De plus, une troisième limite observée concerne le petit nombre de documents recueillis, en provenance du reste du Canada, traitant de la problématique à l’étude. Nous présumons qu’il existerait peu de documentation sur le sujet de notre étude dans le reste du Canada. Dans un premier temps, une bibliothécaire expérimentée est venue confirmer notre soupçon à savoir que la documentation dans le reste du Canada sur ce sujet est presque inexistante et que cela n’était pas attribuable à nos techniques de recherche. Dans un deuxième temps, lors d’une formation suivie sur la « cyberdépendance » et offerte par la psychologue, chercheuse et professeure à la Faculté de médecine et des sciences de la santé de l’Université de Sherbrooke Magali Dufour (mars 2012), nous avons observé qu’elle abondait dans le même sens et arrivait à la même conclusion que nous.

La quatrième limite de notre méthodologie se situe au niveau du choix d’analyser des données documentaires. Si l’analyse documentaire élimine, en partie, la dimension de l’influence qu’exercerait la présence ou l’intervention du chercheur (difficilement mesurable), sur le sujet, il n’en demeure pas moins que le document constitue un instrument dont le chercheur n’est pas maitre (Cellard, 1997, p. 252). L’information circule en sens unique, le document est peu bavard. Le chercheur ne

73 peut exiger de lui des précisions supplémentaires. Le chercheur doit s’assurer de comprendre adéquatement le sens du message et il lui faudra parfois se contenter de ce qu’il a en main : des fragments, des passages difficiles à interpréter, un article rempli de termes et de concepts mal définis, etc. (Cellard, 1997, p. 252). C’est donc en raison de ces limites importantes que nous avons pris un certain nombre de précautions lors de l’analyse des documents. Tout d’abord, une lecture répétée du matériel a été effectuée afin d’y faire émerger les liens entre les faits construits et les éléments d’information qui semblaient de prime abord étrangers les uns aux autres (Deslauriers, 1991, p. 79). Une réflexion approfondie et une maturation de certaines idées ou suppositions ont mené à la construction d’explications plausibles et à la capacité d’explorer plusieurs pistes théoriques, et ce, en ne négligeant pas les remises en question.
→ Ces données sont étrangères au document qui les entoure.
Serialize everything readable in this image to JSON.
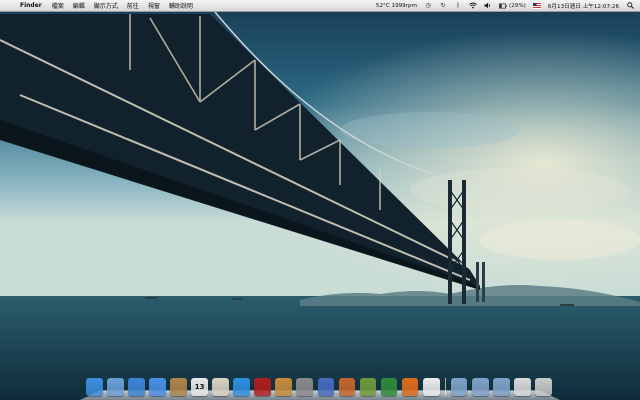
{
  "menubar": {
    "apple": "",
    "app_name": "Finder",
    "menus": [
      "檔案",
      "編輯",
      "顯示方式",
      "前往",
      "視窗",
      "輔助說明"
    ],
    "status_sensor": "52°C 1999rpm",
    "battery": "(29%)",
    "datetime": "6月13日週日 上午12:07:26"
  },
  "dock": {
    "apps": [
      {
        "name": "finder-icon",
        "color": "#3d8fe0"
      },
      {
        "name": "preview-icon",
        "color": "#6aa0d8"
      },
      {
        "name": "safari-icon",
        "color": "#3b84d6"
      },
      {
        "name": "ichat-icon",
        "color": "#4a8fe6"
      },
      {
        "name": "address-book-icon",
        "color": "#b0844a"
      },
      {
        "name": "ical-icon",
        "color": "#e8e8e8"
      },
      {
        "name": "iphoto-icon",
        "color": "#d9d2c0"
      },
      {
        "name": "itunes-icon",
        "color": "#2f8fe0"
      },
      {
        "name": "dvd-player-icon",
        "color": "#b01d1d"
      },
      {
        "name": "iphoto-library-icon",
        "color": "#c98b3d"
      },
      {
        "name": "system-preferences-icon",
        "color": "#8a8a8a"
      },
      {
        "name": "script-editor-icon",
        "color": "#4a6bbf"
      },
      {
        "name": "mail-stamp-icon",
        "color": "#c8652a"
      },
      {
        "name": "automator-icon",
        "color": "#6f9a3a"
      },
      {
        "name": "activity-monitor-icon",
        "color": "#2f8a3a"
      },
      {
        "name": "firefox-icon",
        "color": "#e06b1a"
      },
      {
        "name": "textedit-icon",
        "color": "#ececec"
      }
    ],
    "folders": [
      {
        "name": "applications-folder-icon",
        "color": "#7fa3c8"
      },
      {
        "name": "documents-folder-icon",
        "color": "#7fa3c8"
      },
      {
        "name": "downloads-folder-icon",
        "color": "#7fa3c8"
      },
      {
        "name": "screenshot-stack-icon",
        "color": "#d9d9d9"
      },
      {
        "name": "trash-icon",
        "color": "#c9c9c9"
      }
    ],
    "ical_day": "13"
  }
}
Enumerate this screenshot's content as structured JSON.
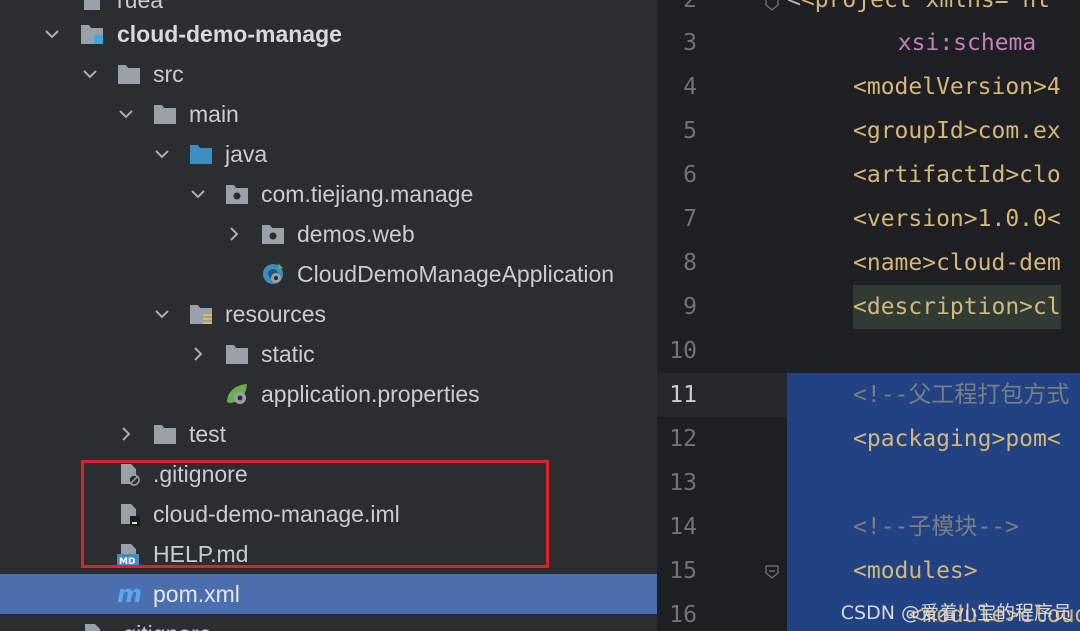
{
  "tree": {
    "items": [
      {
        "label": "ruea"
      },
      {
        "label": "cloud-demo-manage"
      },
      {
        "label": "src"
      },
      {
        "label": "main"
      },
      {
        "label": "java"
      },
      {
        "label": "com.tiejiang.manage"
      },
      {
        "label": "demos.web"
      },
      {
        "label": "CloudDemoManageApplication"
      },
      {
        "label": "resources"
      },
      {
        "label": "static"
      },
      {
        "label": "application.properties"
      },
      {
        "label": "test"
      },
      {
        "label": ".gitignore"
      },
      {
        "label": "cloud-demo-manage.iml"
      },
      {
        "label": "HELP.md"
      },
      {
        "label": "pom.xml"
      },
      {
        "label": ".gitignore"
      }
    ]
  },
  "editor": {
    "current_line": "11",
    "lines": [
      {
        "num": "2",
        "text": "<project xmlns=\"ht"
      },
      {
        "num": "3",
        "text": "        xsi:schema"
      },
      {
        "num": "4",
        "text": "<modelVersion>4"
      },
      {
        "num": "5",
        "text": "<groupId>com.ex"
      },
      {
        "num": "6",
        "text": "<artifactId>clo"
      },
      {
        "num": "7",
        "text": "<version>1.0.0<"
      },
      {
        "num": "8",
        "text": "<name>cloud-dem"
      },
      {
        "num": "9",
        "text": "<description>cl"
      },
      {
        "num": "10",
        "text": ""
      },
      {
        "num": "11",
        "text": "<!--父工程打包方式"
      },
      {
        "num": "12",
        "text": "<packaging>pom<"
      },
      {
        "num": "13",
        "text": ""
      },
      {
        "num": "14",
        "text": "<!--子模块-->"
      },
      {
        "num": "15",
        "text": "<modules>"
      },
      {
        "num": "16",
        "text": "    <module>cloud"
      }
    ]
  },
  "watermark": "CSDN @爱着小宝的程序员",
  "colors": {
    "tag": "#d5b778",
    "bracket": "#bcbec4",
    "comment": "#7a7e85",
    "attr": "#bababa",
    "selection": "#214283",
    "tree_selected": "#4b6eaf",
    "red_box": "#e0202a"
  }
}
Afin d’alimenter notre réflexion, nous avons opté pour l’utilisation d’un journal de bord (ou carnet de recherche) pour y consigner les observations, les réflexions et les interrogations, et ce, tout au long de la collecte, de l’analyse et de l’interprétation des données. D’ailleurs, pour Deum (2004), le journal de bord constitue un support d’information qui a une portée à la fois rétroactive et proactive. En plus du soutien constant de la directrice de thèse, nous avons eu à maintes reprises des discussions avec d’autres personnes externes en vue d’obtenir un point de vue aussi global que diversifié.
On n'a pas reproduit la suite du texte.